Caleb walked back out into the warming morning, rubbing his temples. He saw June on a bench in the sun, poking through a white plastic bag. Sitting beside her, he kissed Lily, who was chewing a banana, and tore into a burrito and Powerade.

June frowned. “I forgot napkins. I'll be right back.”

She handed him Lily, a plastic spoon, a cup of applesauce, and walked back to the Mini-Mart. She took the two steps, pulled open the wood door, made her way to the register. She was smiling, prepared to shrug and explain her reappearance to the clerk, but someone else was already there. A thin middle-aged park ranger, with short black hair under her tan hat, leaned against the counter.

“. . . having this crazy race. Up the old trails, all around the park. We're so pissed off about it I can't tell you. They said people was gonna get hurt, lost, we're going to be in and out trying to find them.”

“What was a baby doing there?”

June took a step back, into the aisle. Panic spread throughout her body like an anaphylactic reaction.

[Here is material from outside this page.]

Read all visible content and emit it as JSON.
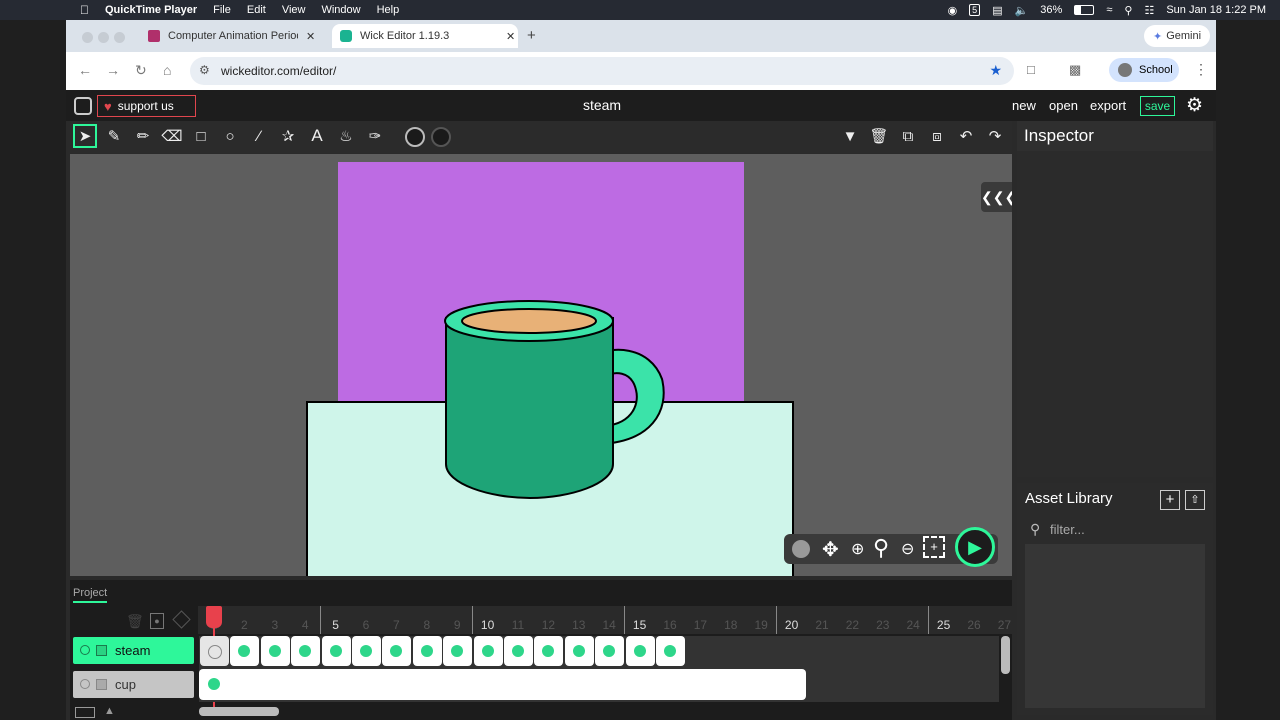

The ranger was shaking her head sadly, “I guess it was part of this weird group. This guy who's in charge of them came to the main station and notified Emilio. Emilio said he was saying that two of his people have a sick little baby, and that they left the race to go to San Francisco or something. He was really concerned. They just took off with no money or food with this sick baby. Can you believe people?”

“Sick, how kind of sick?”

“Emilio said the guy just said that she isn't being taken care of right, and these two people aren't in their proper minds, and that we should find them right away. So we're all looking for them now. And that's on top of twenty of these idiots being took to the hospital. A bunch got lost in there, got a couple of broken ankles. Puking all over themselves. Now I got to drive around by the bus stop looking for this loony family. I tell you I'll be back here this evening for some of that wine.”